As a student at Rensselaer Polytechnic Institute, Douglas Wich allowed his inquisitiveness to guide him, and that has made all the difference.

In his first year on campus, spurred on by his curiosity, Wich visited the Gilbert Laboratory in the School of Engineering at Rensselaer, which focuses on developing biomaterials for spinal cord repair. While there, he learned that undergraduate research positions occasionally opened up.

“I had one of those moments where I thought, ‘I don’t know if I’ll have this chance again,’” Wich said.

He decided to go for it.

Wich started reading about the lab’s research and visiting Ryan Gilbert, professor of biomedical engineering, during office hours so he could better understand the work the group was doing.

A year later, Wich had secured a position with the lab and was working alongside the team.

“I was able to do a lot of hands-on things.
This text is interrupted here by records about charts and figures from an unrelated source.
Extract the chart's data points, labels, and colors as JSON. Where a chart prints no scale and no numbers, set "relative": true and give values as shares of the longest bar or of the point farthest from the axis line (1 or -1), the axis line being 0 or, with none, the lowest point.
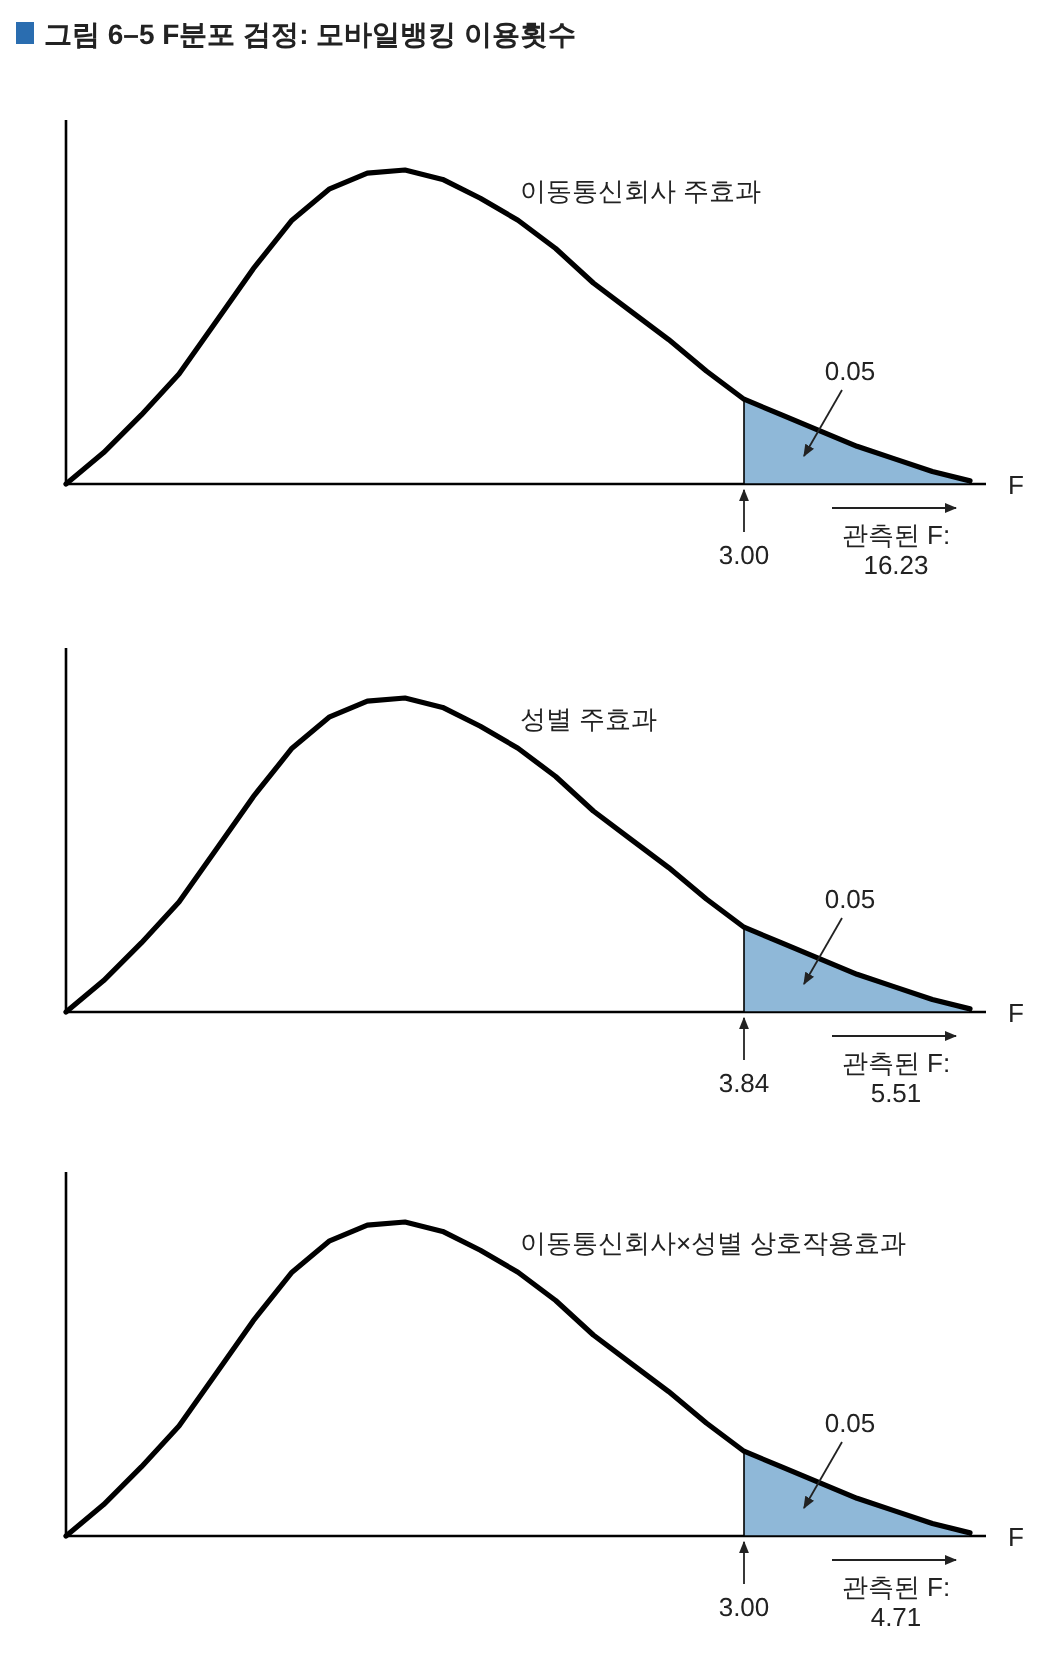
{
  "chart_data": [
    {
      "type": "line",
      "title": "그림 6–5 F분포 검정: 모바일뱅킹 이용횟수",
      "xlabel": "F",
      "relative": true,
      "categories": [
        null,
        null,
        null,
        null,
        null,
        null,
        null,
        null,
        null,
        null,
        null,
        null,
        null,
        null,
        null,
        null,
        null,
        null,
        null,
        null,
        null,
        null,
        null,
        null,
        null
      ],
      "series": [
        {
          "type": "line",
          "color": "#000000",
          "values": [
            0,
            0.1,
            0.22,
            0.35,
            0.52,
            0.69,
            0.84,
            0.94,
            0.99,
            1,
            0.97,
            0.91,
            0.84,
            0.75,
            0.64,
            0.55,
            0.46,
            0.36,
            0.27,
            0.22,
            0.17,
            0.12,
            0.08,
            0.04,
            0.01
          ]
        },
        {
          "type": "area",
          "color": "#8fb8d8",
          "values": [
            null,
            null,
            null,
            null,
            null,
            null,
            null,
            null,
            null,
            null,
            null,
            null,
            null,
            null,
            null,
            null,
            null,
            null,
            0.27,
            0.22,
            0.17,
            0.12,
            0.08,
            0.04,
            0.01
          ]
        }
      ],
      "annotations": [
        "이동통신회사 주효과",
        "0.05",
        "3.00",
        "관측된 F:\n16.23"
      ]
    },
    {
      "type": "line",
      "xlabel": "F",
      "relative": true,
      "categories": [
        null,
        null,
        null,
        null,
        null,
        null,
        null,
        null,
        null,
        null,
        null,
        null,
        null,
        null,
        null,
        null,
        null,
        null,
        null,
        null,
        null,
        null,
        null,
        null,
        null
      ],
      "series": [
        {
          "type": "line",
          "color": "#000000",
          "values": [
            0,
            0.1,
            0.22,
            0.35,
            0.52,
            0.69,
            0.84,
            0.94,
            0.99,
            1,
            0.97,
            0.91,
            0.84,
            0.75,
            0.64,
            0.55,
            0.46,
            0.36,
            0.27,
            0.22,
            0.17,
            0.12,
            0.08,
            0.04,
            0.01
          ]
        },
        {
          "type": "area",
          "color": "#8fb8d8",
          "values": [
            null,
            null,
            null,
            null,
            null,
            null,
            null,
            null,
            null,
            null,
            null,
            null,
            null,
            null,
            null,
            null,
            null,
            null,
            0.27,
            0.22,
            0.17,
            0.12,
            0.08,
            0.04,
            0.01
          ]
        }
      ],
      "annotations": [
        "성별 주효과",
        "0.05",
        "3.84",
        "관측된 F:\n5.51"
      ]
    },
    {
      "type": "line",
      "xlabel": "F",
      "relative": true,
      "categories": [
        null,
        null,
        null,
        null,
        null,
        null,
        null,
        null,
        null,
        null,
        null,
        null,
        null,
        null,
        null,
        null,
        null,
        null,
        null,
        null,
        null,
        null,
        null,
        null,
        null
      ],
      "series": [
        {
          "type": "line",
          "color": "#000000",
          "values": [
            0,
            0.1,
            0.22,
            0.35,
            0.52,
            0.69,
            0.84,
            0.94,
            0.99,
            1,
            0.97,
            0.91,
            0.84,
            0.75,
            0.64,
            0.55,
            0.46,
            0.36,
            0.27,
            0.22,
            0.17,
            0.12,
            0.08,
            0.04,
            0.01
          ]
        },
        {
          "type": "area",
          "color": "#8fb8d8",
          "values": [
            null,
            null,
            null,
            null,
            null,
            null,
            null,
            null,
            null,
            null,
            null,
            null,
            null,
            null,
            null,
            null,
            null,
            null,
            0.27,
            0.22,
            0.17,
            0.12,
            0.08,
            0.04,
            0.01
          ]
        }
      ],
      "annotations": [
        "이동통신회사×성별 상호작용효과",
        "0.05",
        "3.00",
        "관측된 F:\n4.71"
      ]
    }
  ]
}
I got to do a lot of fluorescent imaging, cell staining, as well as some image analysis,” Wich said. “The work has been not only fun, but also beneficial in helping me figure out what I want to do going forward in life.”
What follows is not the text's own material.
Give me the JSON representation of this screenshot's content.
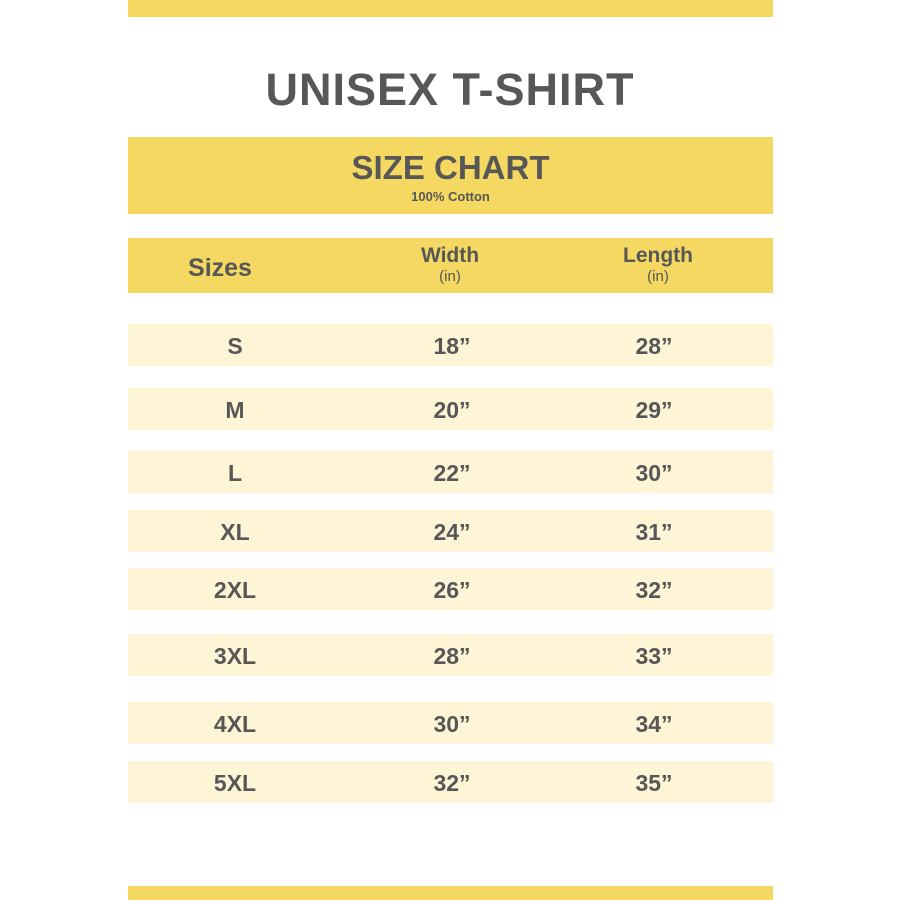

Wich will graduate in May with a degree in biomedical engineering.

That research was published in Wich’s junior year, and he was a co-author on the paper titled “Electrospun fiber surface nanotopography influences astrocyte-mediated neurite outgrowth,” published in Biomedical Materials in June 2018.

Wich said he’s grateful for the opportunity to work on the research—and not just because co-authoring an academic article as an undergraduate is an exceptional professional achievement. He appreciated the valuable lessons he learned about solving problems during his time in the Gilbert Lab.
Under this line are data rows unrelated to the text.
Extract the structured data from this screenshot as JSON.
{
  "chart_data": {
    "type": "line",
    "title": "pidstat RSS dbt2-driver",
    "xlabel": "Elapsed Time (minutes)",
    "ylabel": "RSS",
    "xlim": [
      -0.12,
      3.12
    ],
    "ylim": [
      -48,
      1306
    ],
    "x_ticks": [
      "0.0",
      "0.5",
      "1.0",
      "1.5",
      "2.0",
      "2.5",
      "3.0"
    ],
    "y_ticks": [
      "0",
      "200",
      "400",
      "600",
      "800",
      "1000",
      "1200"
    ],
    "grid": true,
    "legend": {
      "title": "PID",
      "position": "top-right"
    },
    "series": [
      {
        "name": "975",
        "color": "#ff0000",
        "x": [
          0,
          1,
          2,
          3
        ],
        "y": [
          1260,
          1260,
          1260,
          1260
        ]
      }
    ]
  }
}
“A big part of research is trying something out, running into a problem, and trying to think how can I do this differently? Or how can we get over this obstacle?” he said.

His practice tackling these questions will serve him well as he begins his career with Triton Systems in Massachusetts.

Wich says his position at the company will allow him to develop innovative solutions to a number of global problems.

“Being able to work on biomedical problems to make the lives of people better is something that will be very interesting, challenging, but also fulfilling,” he said.